L’architecte (qui semble sincèrement étonné) – Alors excusez-moi, je m’aperçois avec le temps qui passe que ma mémoire n’est plus aussi performante aujourd’hui qu’hier.
Dr. Nut (qui ne sourit plus) – Bref. Lors de ce projet, profitant de l’inattention du maître d’ouvrage – un marchand de sommeil en effet comme vous l’avez noté – vous vous êtes aménagé pour vous-même un vaste appartement dans la carrière du sous-sol, le tout au frais de la princesse si je puis dire.
L’architecte (jouant la surprise) – Je ne vois pas bien ce que vous voulez dire.
Dr. Nut (qui fait mine de ne pas l’avoir entendu mais s’empare du dossier et le tire devant lui sans l’ouvrir) – Cet appartement était doté d’accès secrets connus de vous seul. Je ne sais pas comment vous vous êtes débrouillé à l’époque, vous avez sans doute abusé les entreprises avec vos plans ; pour ce genre de travaux d’urgence, les entreprises se sentent peu concernées et évitent de poser des questions embarrassantes. Vous étiez encore au tout début de votre carrière, un tout jeune architecte… Et vous vous êtes alors inventé un joli espace secret, pour plus tard. Permettez-moi de vous le dire, mais il faut être sacrément culotté quand même, surtout à cet âge-là (dit-il avec un haussement d’épaules et une forme d’admiration dans le regard. Jouant la sincérité). Personnellement, je trouve ça très, très, fort. Il faut de la créativité, savoir dessiner vite pour expliquer au chef de chantier les changements imprévus et, surtout, selon moi, un vrai pouvoir d’anticipation à long terme.
L’architecte (sa voix juste un demi-ton au-dessus de ce qu’il souhaite. Jouant la surprise) – Je ne vois vraiment pas de quoi vous parlez.
Dr. Nut (un peu sec) – Non bien sûr. Mais, imaginons que mon histoire soit vérifiée : selon vous, qui d’autre qu’un architecte pensez-vous serait capable de mettre en œuvre une telle idée ?

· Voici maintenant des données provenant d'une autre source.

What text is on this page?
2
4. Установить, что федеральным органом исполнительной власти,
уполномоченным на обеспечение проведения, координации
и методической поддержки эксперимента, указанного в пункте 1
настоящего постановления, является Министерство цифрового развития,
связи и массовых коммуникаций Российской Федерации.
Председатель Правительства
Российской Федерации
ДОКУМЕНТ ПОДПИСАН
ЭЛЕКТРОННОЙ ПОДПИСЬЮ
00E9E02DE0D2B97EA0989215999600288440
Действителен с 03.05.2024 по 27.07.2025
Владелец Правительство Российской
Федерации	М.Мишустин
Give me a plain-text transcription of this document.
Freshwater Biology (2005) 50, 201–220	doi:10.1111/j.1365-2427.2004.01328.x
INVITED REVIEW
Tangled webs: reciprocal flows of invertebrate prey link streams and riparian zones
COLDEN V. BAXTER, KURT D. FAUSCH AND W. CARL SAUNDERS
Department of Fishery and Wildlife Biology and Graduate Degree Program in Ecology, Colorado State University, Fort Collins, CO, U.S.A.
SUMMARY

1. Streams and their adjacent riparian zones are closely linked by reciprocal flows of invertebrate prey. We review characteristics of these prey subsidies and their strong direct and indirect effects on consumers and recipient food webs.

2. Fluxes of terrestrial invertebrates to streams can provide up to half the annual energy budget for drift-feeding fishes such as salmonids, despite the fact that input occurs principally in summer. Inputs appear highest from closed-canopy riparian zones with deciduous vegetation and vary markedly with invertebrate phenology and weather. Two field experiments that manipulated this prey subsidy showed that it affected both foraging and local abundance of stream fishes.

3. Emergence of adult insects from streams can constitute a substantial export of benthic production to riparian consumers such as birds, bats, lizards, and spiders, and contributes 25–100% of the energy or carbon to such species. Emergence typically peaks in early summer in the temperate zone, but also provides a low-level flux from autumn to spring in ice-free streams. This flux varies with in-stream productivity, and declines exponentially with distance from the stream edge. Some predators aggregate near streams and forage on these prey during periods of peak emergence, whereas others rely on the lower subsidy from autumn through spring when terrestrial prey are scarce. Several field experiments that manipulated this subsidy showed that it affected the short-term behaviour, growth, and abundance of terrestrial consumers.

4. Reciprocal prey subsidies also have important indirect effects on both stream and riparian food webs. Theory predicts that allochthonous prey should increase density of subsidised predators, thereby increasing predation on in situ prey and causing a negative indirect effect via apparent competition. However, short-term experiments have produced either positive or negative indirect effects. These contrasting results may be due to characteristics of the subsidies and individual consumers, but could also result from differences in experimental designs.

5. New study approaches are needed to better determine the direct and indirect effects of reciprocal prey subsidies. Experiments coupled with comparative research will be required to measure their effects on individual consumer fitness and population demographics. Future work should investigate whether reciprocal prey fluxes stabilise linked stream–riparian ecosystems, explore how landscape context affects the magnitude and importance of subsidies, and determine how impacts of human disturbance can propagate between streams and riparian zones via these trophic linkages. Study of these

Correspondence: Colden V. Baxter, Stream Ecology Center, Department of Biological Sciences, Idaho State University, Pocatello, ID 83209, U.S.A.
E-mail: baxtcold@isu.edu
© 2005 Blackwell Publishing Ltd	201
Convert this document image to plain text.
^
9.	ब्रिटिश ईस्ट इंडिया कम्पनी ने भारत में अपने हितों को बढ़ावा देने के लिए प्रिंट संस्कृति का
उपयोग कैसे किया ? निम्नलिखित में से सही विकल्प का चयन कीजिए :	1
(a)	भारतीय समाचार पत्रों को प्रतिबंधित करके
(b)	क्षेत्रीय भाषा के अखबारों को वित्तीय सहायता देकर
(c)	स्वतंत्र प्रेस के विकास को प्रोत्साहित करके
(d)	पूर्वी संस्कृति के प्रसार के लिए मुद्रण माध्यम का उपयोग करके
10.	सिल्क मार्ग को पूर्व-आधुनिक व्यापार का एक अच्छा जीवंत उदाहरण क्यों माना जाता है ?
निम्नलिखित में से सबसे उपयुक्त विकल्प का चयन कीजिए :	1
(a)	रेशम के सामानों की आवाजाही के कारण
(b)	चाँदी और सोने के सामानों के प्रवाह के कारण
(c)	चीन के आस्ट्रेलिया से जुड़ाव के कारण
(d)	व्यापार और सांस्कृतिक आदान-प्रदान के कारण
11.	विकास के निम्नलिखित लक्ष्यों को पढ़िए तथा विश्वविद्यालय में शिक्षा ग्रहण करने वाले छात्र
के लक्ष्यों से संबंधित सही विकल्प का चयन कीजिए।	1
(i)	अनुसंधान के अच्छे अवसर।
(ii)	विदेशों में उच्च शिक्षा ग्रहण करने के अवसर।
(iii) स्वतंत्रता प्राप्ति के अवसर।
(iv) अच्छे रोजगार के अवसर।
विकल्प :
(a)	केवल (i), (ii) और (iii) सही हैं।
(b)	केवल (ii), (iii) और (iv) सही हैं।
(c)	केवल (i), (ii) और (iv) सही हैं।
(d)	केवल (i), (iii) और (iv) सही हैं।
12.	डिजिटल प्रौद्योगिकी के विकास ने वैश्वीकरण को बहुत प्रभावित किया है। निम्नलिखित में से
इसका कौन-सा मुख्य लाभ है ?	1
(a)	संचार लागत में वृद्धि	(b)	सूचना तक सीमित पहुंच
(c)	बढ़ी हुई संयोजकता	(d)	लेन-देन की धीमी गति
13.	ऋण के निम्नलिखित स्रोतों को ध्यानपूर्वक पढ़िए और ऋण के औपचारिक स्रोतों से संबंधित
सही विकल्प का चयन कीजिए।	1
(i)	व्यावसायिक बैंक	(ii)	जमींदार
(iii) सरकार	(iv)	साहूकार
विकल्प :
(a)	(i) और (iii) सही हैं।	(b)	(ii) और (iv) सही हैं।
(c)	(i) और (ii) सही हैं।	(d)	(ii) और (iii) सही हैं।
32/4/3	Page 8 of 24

L’architecte (après réflexion) – Vous avez peut-être raison, un architecte particulièrement retors pourrait concevoir un tel projet. Mais je ne vois pas comment il pourrait le garder secret. Il y aurait forcément des preuves, des archives, des contrats et je ne vois pas pourquoi l’entreprise lui rendrait ce service. Cette histoire sort-elle de votre imagination, décidément fertile je le reconnais ?
Dr. Nut (qui semble parler pour lui-même) – Quand même, c’est fort quand on y pense. (Puis se tournant soudain vers l’architecte) – Entre nous, vous en avez combien de ces planques secrètes à Paris ou ailleurs réalisées au fil des années ? Deux ? Trois ? Quatre ???
L’architecte (ce raidissement dans son cou l’énerve. Il l’espère imperceptible) – Hélas, vous me prêtez des talents que je n’ai pas. Pour tout dire, Madeleine, mon ex, me reprochait plutôt mon manque d’imagination, elle trouvait le bon sens trop ‘cliché’. D’ailleurs, si vous voulez parler d’immobilier, je n’ai plus que mon agence et l’appartement au-dessus, une bergerie à la campagne, rien d’autre. Je suis sûr d’ailleurs que vous avez déjà vérifié tout cela avant de me « convoquer » gentiment ici. Donc, non, pardonnez-moi, mais je ne peux pas vous aider plus à ce sujet. Mais si vous me trouvez l’architecte génial – une sorte de voleur d’espace si j’ai bien compris – dont vous parlez, je veux bien le rencontrer et lui payer une tournée. Chapeau l’artiste !
Vroom Vroom Vroom
Dr. Nut (sent la vibration et sort prestement son téléphone de sa poche, il le regarde comme si c’était important, puis sa montre) – Excusez-moi. (Il sort sans un mot, laissant le volumineux dossier sur la table).
17h47 : Derrière le miroir
Ethel Hazel, la psychanalyste, est fascinée par les échanges, elle observe Dr. Nut jouant au chat et à la souris avec l’architecte, Dubois jouant au chat et à la souris avec l’inspecteur. « Deux gros chats, non, un ours et un tigre », se dit-elle. « Et c’est moi la souris », réalise-t-elle soudain.
Le chef a remarqué son trouble mais se méprend sur la raison. « Un interrogatoire est un jeu de patience », offre-t-il en guise d’explication. « Nous savons qu’il a créé cet appart en sous-sol puisque c’est là que qu’il a retenu Dr. Nut prisonnier pendant six mois* », continue-t-il en regardant à travers le miroir l’architecte qui n’a quasiment pas bougé de sa chaise depuis ce matin. Pour sa part le chef commence à sentir la fatigue. « Alors, qu’en pensez-vous ? », demande-t-il à Ethel.
« Je n’étais pas au courant, que Nut avait été retenu prisonnier je veux dire. Dubois avait un jour mentionné quelque chose de la sorte mais je n’y avais pas prêté attention. (Rougissante) Je croyais l’inspecteur mort », dit-elle sans préciser qu’elle a cru tout ce temps qu’il l’avait laissée tomber. Elle s’aperçoit alors à quel point l’architecte l’a manipulée mais n’en veut rien laisser paraître.
« Nous l’avons tous cru mort. Quand même, si ce n’est pas de la préméditation… », dit le chef, comme Dr. Nut vient de les rejoindre.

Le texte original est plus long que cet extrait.